Comment by GuB-42
9 hours ago
I think JSON has the opposite problem, it is too simple, the lack of comments in particular is particularly bad for many common usages of the format today.
I know some implementations of JSON support comments and other things, but is is not true JSON, in the same way that most simple XML implementations are not true XML. That's what I say "opposite problem", XML is too complex, and most practical uses of XML use incomplete implementations, while many practical uses of JSON use extended implementations.
By the way, this is not a problem for what JSON was designed for: a text interchange format, with JS being the language of choice, but it has gone beyond its design: configuration files, data stores, etc...
A lot of people dislike that decision not to include comments in JSON, but I think while shocking it was and is totally correct.
In a programming language it's usually free to have comments because the comment is erased before the program runs; we usually render comments in grey text because they can't change the meaning of the program.
In a data language you have no such luxury. In a data language there's no comment erasure happening between the producer and the consumer, so comments are just dangerous as they would without doubt evolve into a system of annotations -- an additional layer of communication which would then not be standardized at all and which then would grow into a wild west of nonstandard features and compatibility workarounds.
I don't dislike the decision at all, FWIW! For data interchange it's totally reasonable. But it does make JSON ill-suited for a bunch of applications that JSON has been forcefully and unfortunately applied to.
> so comments are just dangerous as they would without doubt evolve into a system of annotations -- an additional layer of communication which would then not be standardized at all and which then would grow into a wild west of nonstandard features and compatibility workarounds
IIRC Douglas Crockford explicitly stated that he saw people initially using comments for a purpose like ad hoc preprocessor directives.
Could you imagine hitting a rest api and like 25% of the bytes are comments? lol
Worse than that - people will start tagging "this value is a Date" via comments, and you'll need to parse ad-hoc tags in the comments to decode the data. People already do tagging in-band, but at least it's in-band and you don't have to write a custom parser.
2 replies →
HTML and JS both have comments, I don't see the problem
2 replies →
> Could you imagine hitting a rest api and like 25% of the bytes are comments? lol
That's pretty much what already happens. Getting a numeric value like "120" by serializing it through JSON takes three bytes. Getting the same value through a less flagrantly wasteful format would take one.

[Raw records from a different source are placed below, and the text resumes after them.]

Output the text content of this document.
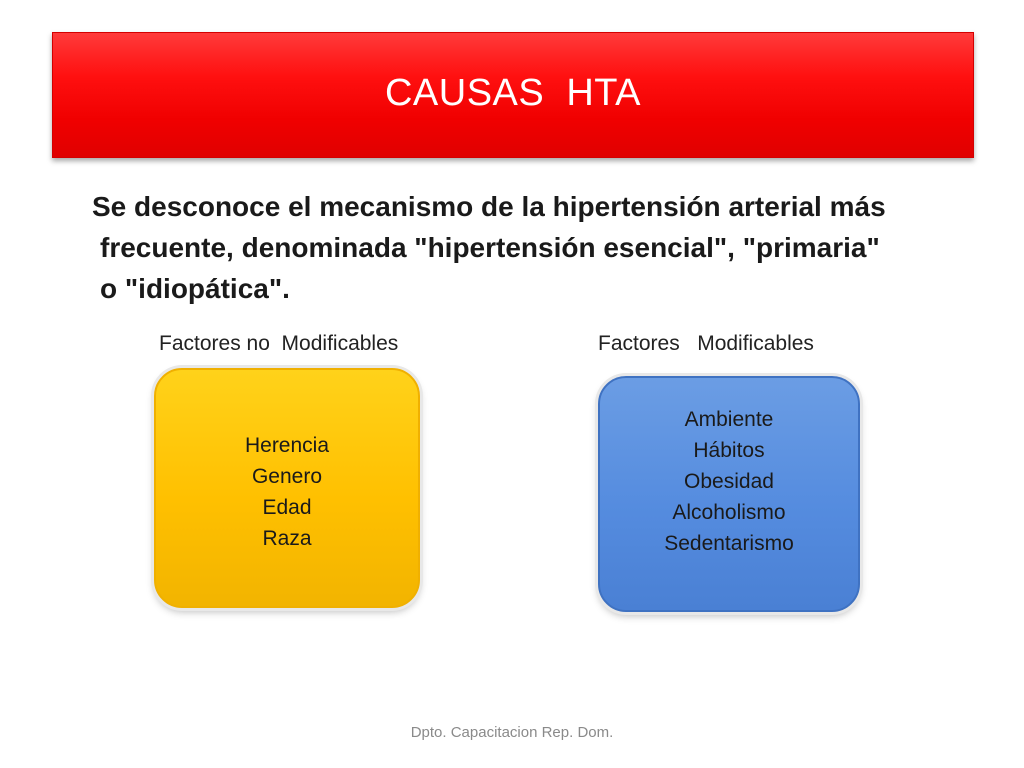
CAUSAS  HTA
Se desconoce el mecanismo de la hipertensión arterial más
frecuente, denominada "hipertensión esencial", "primaria"
o "idiopática".
Factores no  Modificables	Factores   Modificables
Herencia
Genero
Edad
Raza
Ambiente
Hábitos
Obesidad
Alcoholismo
Sedentarismo
Dpto. Capacitacion Rep. Dom.
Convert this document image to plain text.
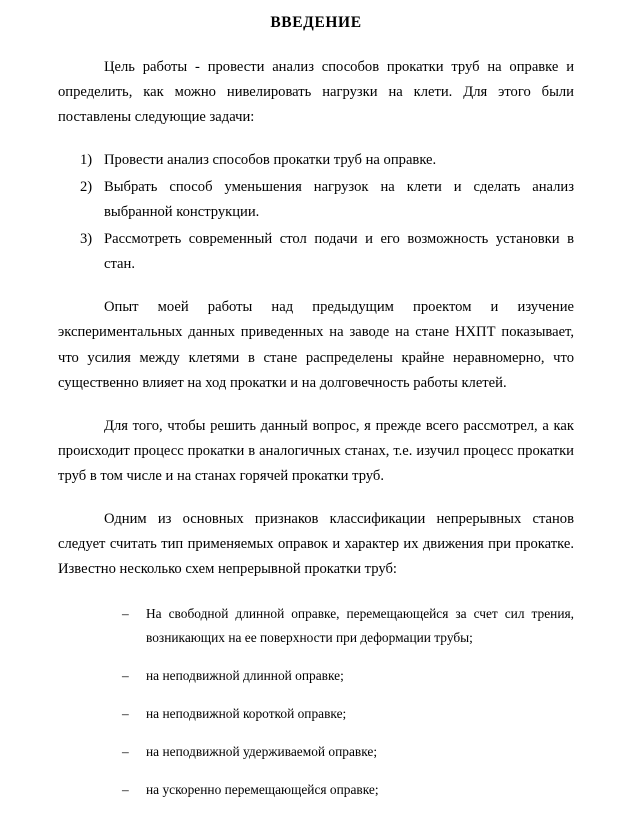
ВВЕДЕНИЕ

Цель работы - провести анализ способов прокатки труб на оправке и определить, как можно нивелировать нагрузки на клети. Для этого были поставлены следующие задачи:

1) Провести анализ способов прокатки труб на оправке.
2) Выбрать способ уменьшения нагрузок на клети и сделать анализ выбранной конструкции.
3) Рассмотреть современный стол подачи и его возможность установки в стан.

Опыт моей работы над предыдущим проектом и изучение экспериментальных данных приведенных на заводе на стане НХПТ показывает, что усилия между клетями в стане распределены крайне неравномерно, что существенно влияет на ход прокатки и на долговечность работы клетей.

Для того, чтобы решить данный вопрос, я прежде всего рассмотрел, а как происходит процесс прокатки в аналогичных станах, т.е. изучил процесс прокатки труб в том числе и на станах горячей прокатки труб.

Одним из основных признаков классификации непрерывных станов следует считать тип применяемых оправок и характер их движения при прокатке. Известно несколько схем непрерывной прокатки труб:

– На свободной длинной оправке, перемещающейся за счет сил трения, возникающих на ее поверхности при деформации трубы;
– на неподвижной длинной оправке;
– на неподвижной короткой оправке;
– на неподвижной удерживаемой оправке;
– на ускоренно перемещающейся оправке;
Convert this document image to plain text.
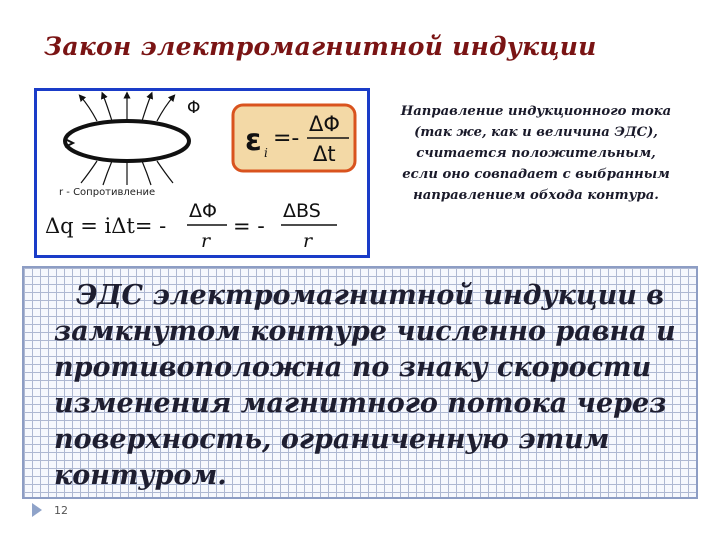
Закон электромагнитной индукции
Φ
r - Сопротивление
ε i
=-
ΔΦ
Δt
Δq = iΔt= -
ΔΦ
r
= -
ΔBS
r
Направление индукционного тока
(так же, как и величина ЭДС),
считается положительным,
если оно совпадает с выбранным
направлением обхода контура.
ЭДС электромагнитной индукции в
замкнутом контуре численно равна и
противоположна по знаку скорости
изменения магнитного потока через
поверхность, ограниченную этим
контуром.
12
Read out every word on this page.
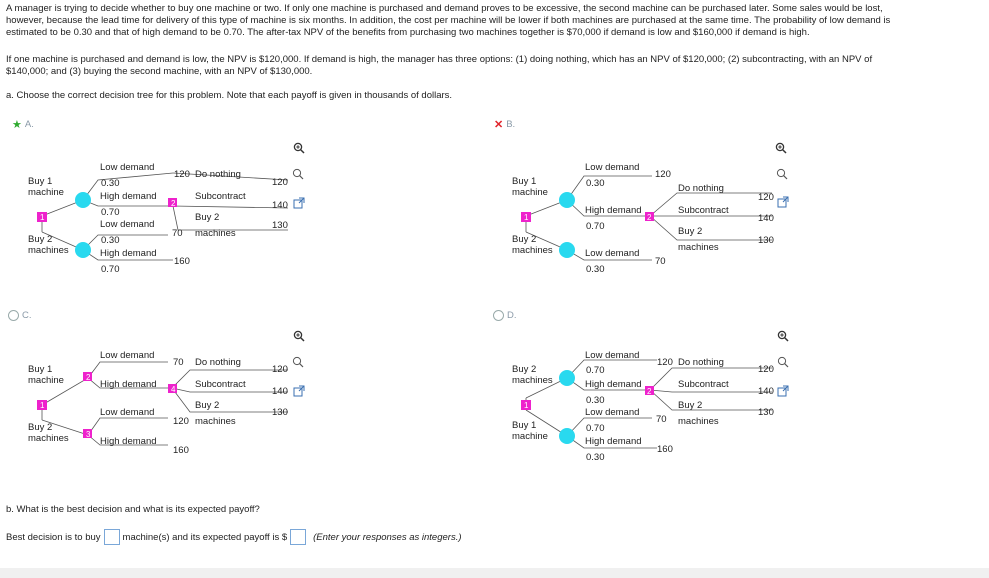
A manager is trying to decide whether to buy one machine or two. If only one machine is purchased and demand proves to be excessive, the second machine can be purchased later. Some sales would be lost,
however, because the lead time for delivery of this type of machine is six months. In addition, the cost per machine will be lower if both machines are purchased at the same time. The probability of low demand is
estimated to be 0.30 and that of high demand to be 0.70. The after-tax NPV of the benefits from purchasing two machines together is $70,000 if demand is low and $160,000 if demand is high.
If one machine is purchased and demand is low, the NPV is $120,000. If demand is high, the manager has three options: (1) doing nothing, which has an NPV of $120,000; (2) subcontracting, with an NPV of
$140,000; and (3) buying the second machine, with an NPV of $130,000.
a. Choose the correct decision tree for this problem. Note that each payoff is given in thousands of dollars.
★ A.	✕ B.
C.	D.
Buy 1
machine
Buy 2
machines
1
2
Low demand
0.30
High demand
0.70
Low demand
0.30
High demand
0.70
120 Do nothing
Subcontract
Buy 2
70 machines
160
120
140
130
Buy 1
machine
Buy 2
machines
1	2
Low demand
0.30
High demand
0.70
Low demand
0.30
120
Do nothing
Subcontract
Buy 2
machines
70
120
140
130
Buy 1
machine
Buy 2
machines
1
2
3
4
Low demand
High demand
Low demand
High demand
70 Do nothing
Subcontract
Buy 2
120 machines
160
120
140
130
Buy 2
machines
Buy 1
machine
1
2
Low demand
0.70
High demand
0.30
Low demand
0.70
High demand
0.30
120 Do nothing
Subcontract
Buy 2
70 machines
160
120
140
130
b. What is the best decision and what is its expected payoff?
Best decision is to buy machine(s) and its expected payoff is $	(Enter your responses as integers.)
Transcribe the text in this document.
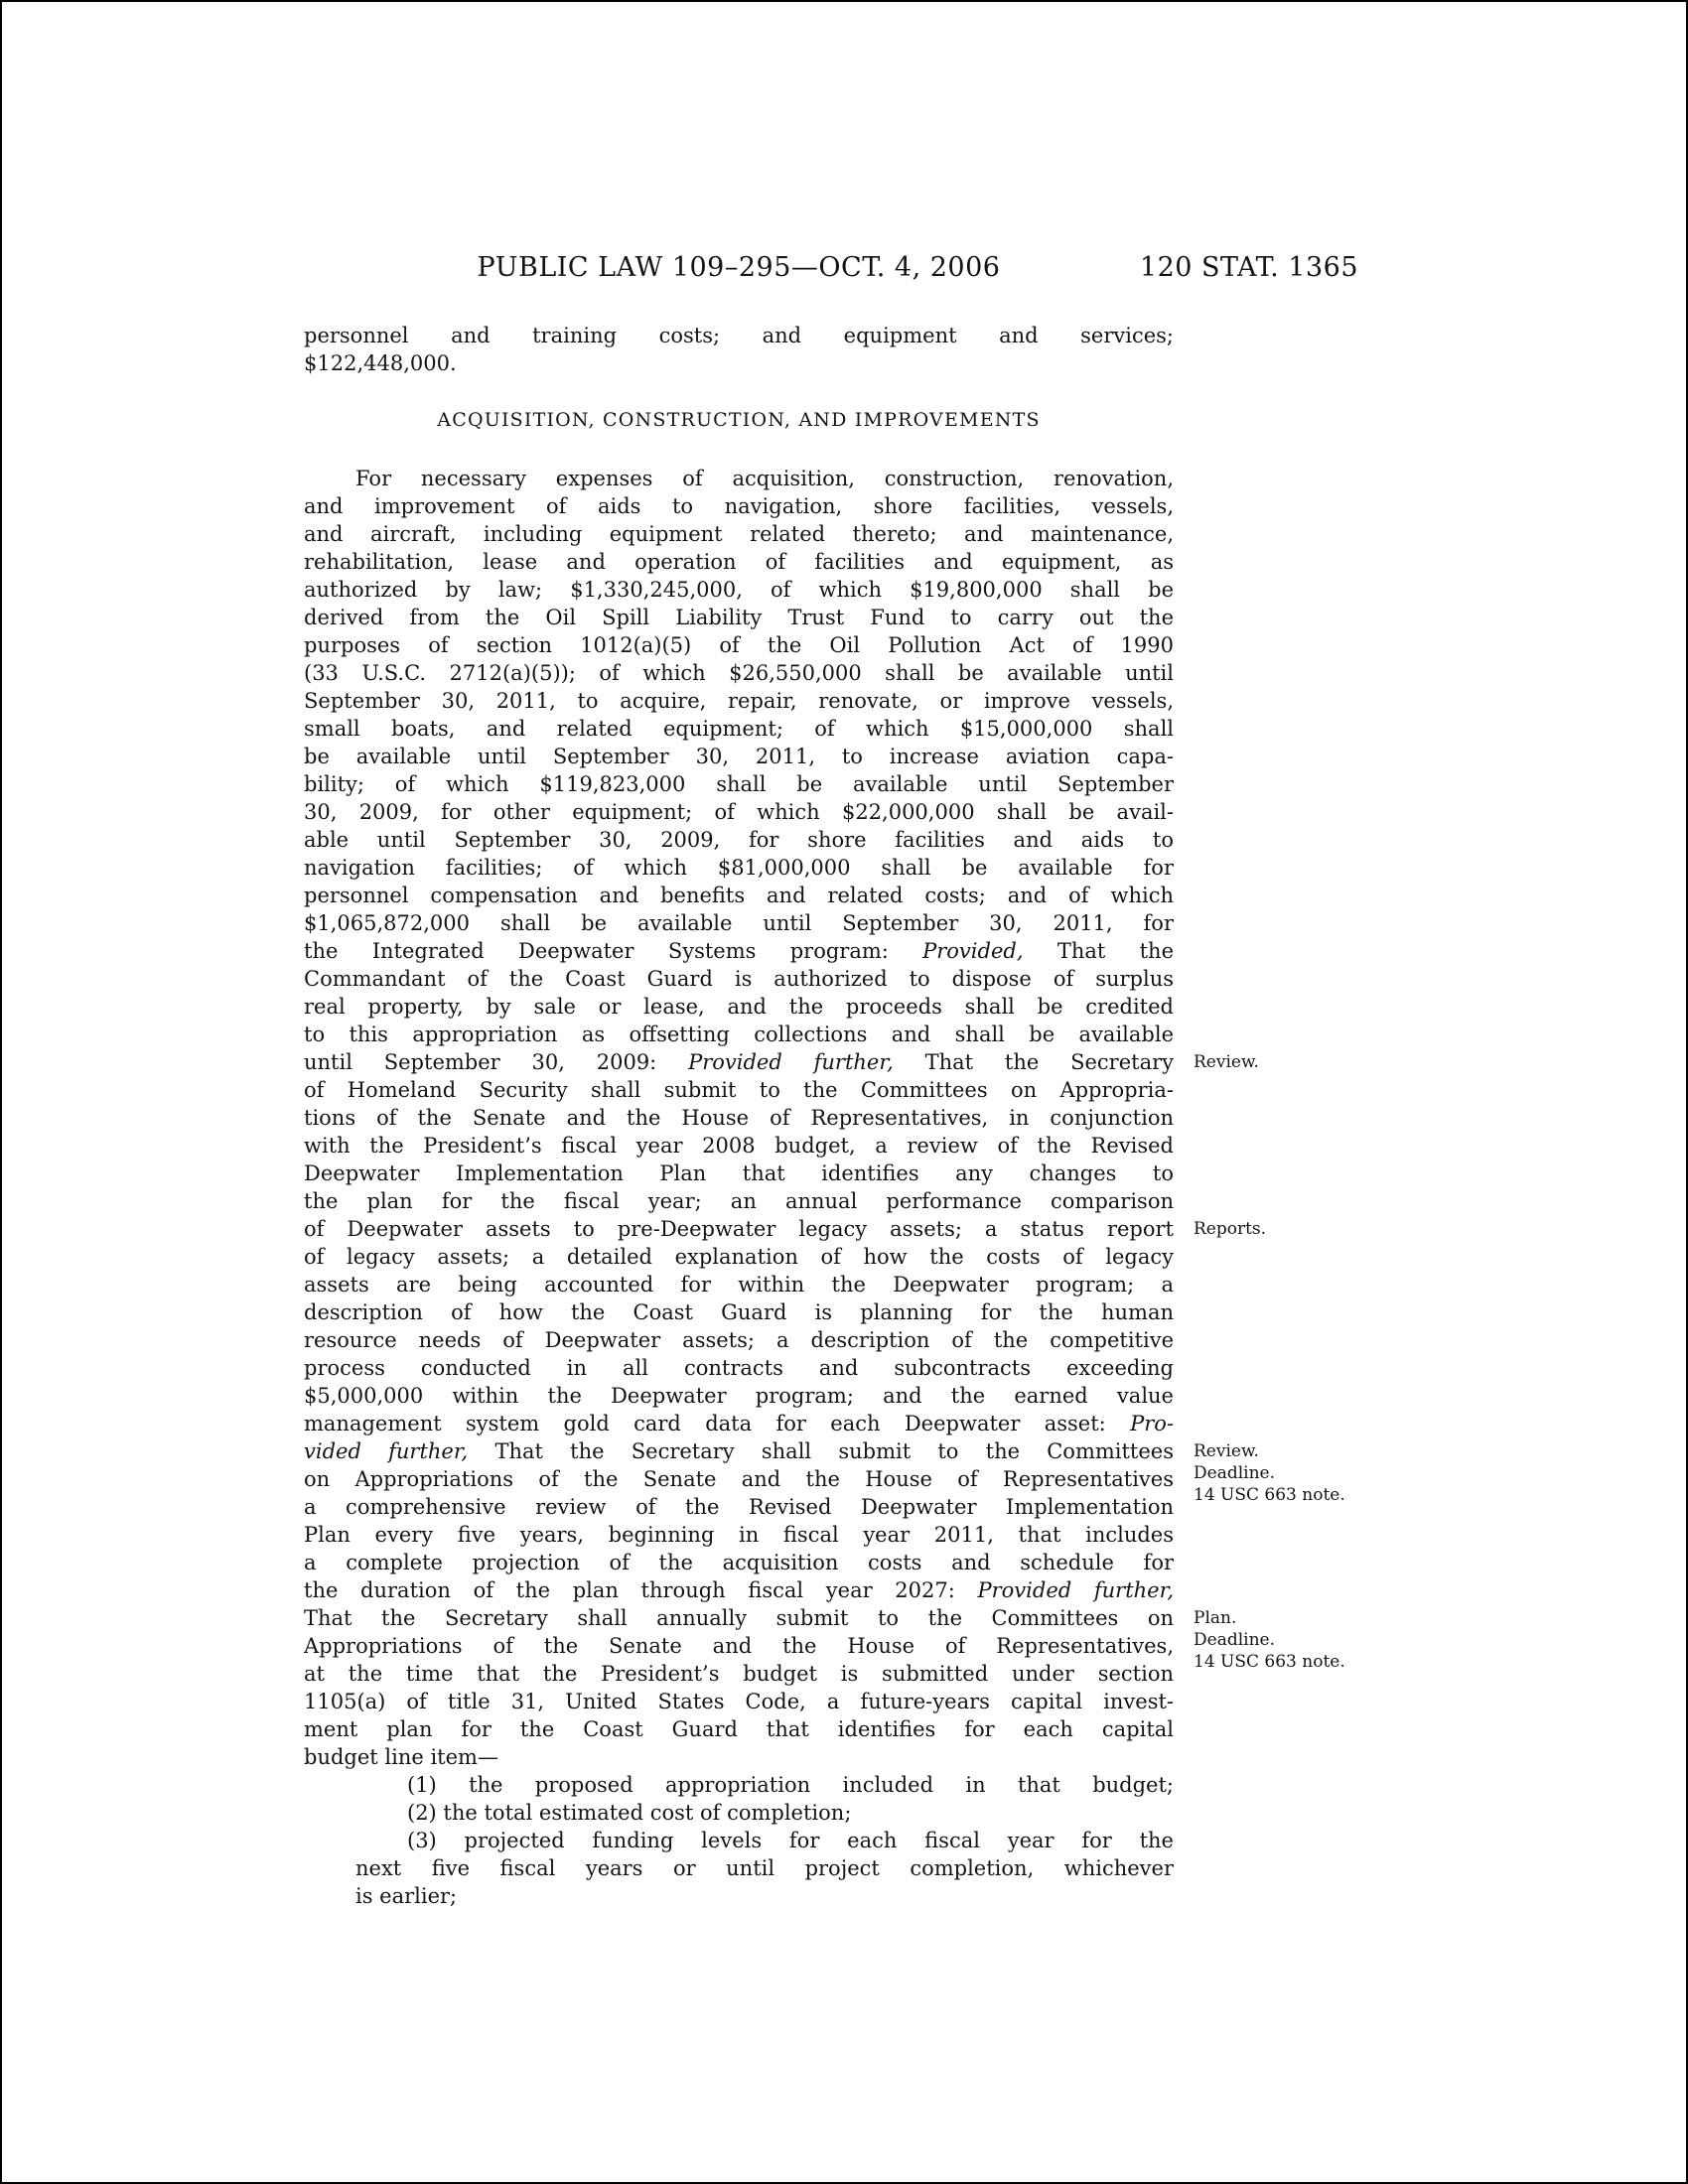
PUBLIC LAW 109–295—OCT. 4, 2006	120 STAT. 1365
personnel and training costs; and equipment and services;
$122,448,000.
ACQUISITION, CONSTRUCTION, AND IMPROVEMENTS
For necessary expenses of acquisition, construction, renovation,
and improvement of aids to navigation, shore facilities, vessels,
and aircraft, including equipment related thereto; and maintenance,
rehabilitation, lease and operation of facilities and equipment, as
authorized by law; $1,330,245,000, of which $19,800,000 shall be
derived from the Oil Spill Liability Trust Fund to carry out the
purposes of section 1012(a)(5) of the Oil Pollution Act of 1990
(33 U.S.C. 2712(a)(5)); of which $26,550,000 shall be available until
September 30, 2011, to acquire, repair, renovate, or improve vessels,
small boats, and related equipment; of which $15,000,000 shall
be available until September 30, 2011, to increase aviation capa-
bility; of which $119,823,000 shall be available until September
30, 2009, for other equipment; of which $22,000,000 shall be avail-
able until September 30, 2009, for shore facilities and aids to
navigation facilities; of which $81,000,000 shall be available for
personnel compensation and benefits and related costs; and of which
$1,065,872,000 shall be available until September 30, 2011, for
the Integrated Deepwater Systems program: Provided, That the
Commandant of the Coast Guard is authorized to dispose of surplus
real property, by sale or lease, and the proceeds shall be credited
to this appropriation as offsetting collections and shall be available
until September 30, 2009: Provided further, That the Secretary
of Homeland Security shall submit to the Committees on Appropria-
tions of the Senate and the House of Representatives, in conjunction
with the President’s fiscal year 2008 budget, a review of the Revised
Deepwater Implementation Plan that identifies any changes to
the plan for the fiscal year; an annual performance comparison
of Deepwater assets to pre-Deepwater legacy assets; a status report
of legacy assets; a detailed explanation of how the costs of legacy
assets are being accounted for within the Deepwater program; a
description of how the Coast Guard is planning for the human
resource needs of Deepwater assets; a description of the competitive
process conducted in all contracts and subcontracts exceeding
$5,000,000 within the Deepwater program; and the earned value
management system gold card data for each Deepwater asset: Pro-
vided further, That the Secretary shall submit to the Committees
on Appropriations of the Senate and the House of Representatives
a comprehensive review of the Revised Deepwater Implementation
Plan every five years, beginning in fiscal year 2011, that includes
a complete projection of the acquisition costs and schedule for
the duration of the plan through fiscal year 2027: Provided further,
That the Secretary shall annually submit to the Committees on
Appropriations of the Senate and the House of Representatives,
at the time that the President’s budget is submitted under section
1105(a) of title 31, United States Code, a future-years capital invest-
ment plan for the Coast Guard that identifies for each capital
budget line item—
(1) the proposed appropriation included in that budget;
(2) the total estimated cost of completion;
(3) projected funding levels for each fiscal year for the
next five fiscal years or until project completion, whichever
is earlier;
Review.
Reports.
Review.
Deadline.
14 USC 663 note.
Plan.
Deadline.
14 USC 663 note.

I guess that's more than 25%. In the abstract ASCII integers are about 50% waste. ASCII labels for the values you're transferring are 100% waste; those labels literally are comments.
If you're worried about wasting bandwidth on comments, JSON shouldn't be a format you ever consider, for any purpose.
lol
> In a programming language it's usually free to have comments because the comment is erased before the program runs
That's inherent to the language specification, but it isn't inherent to the document. You have to have a system with rules that require that erasure.
Nothing prevents one from mandating a system that strips those comments out of JSON. You could even "compile" JSON to, I don't know, BSON or msgpack or something.
Just as nothing prevents one from creating tooling to, say, extract type annotations from comments in a dynamically typed language.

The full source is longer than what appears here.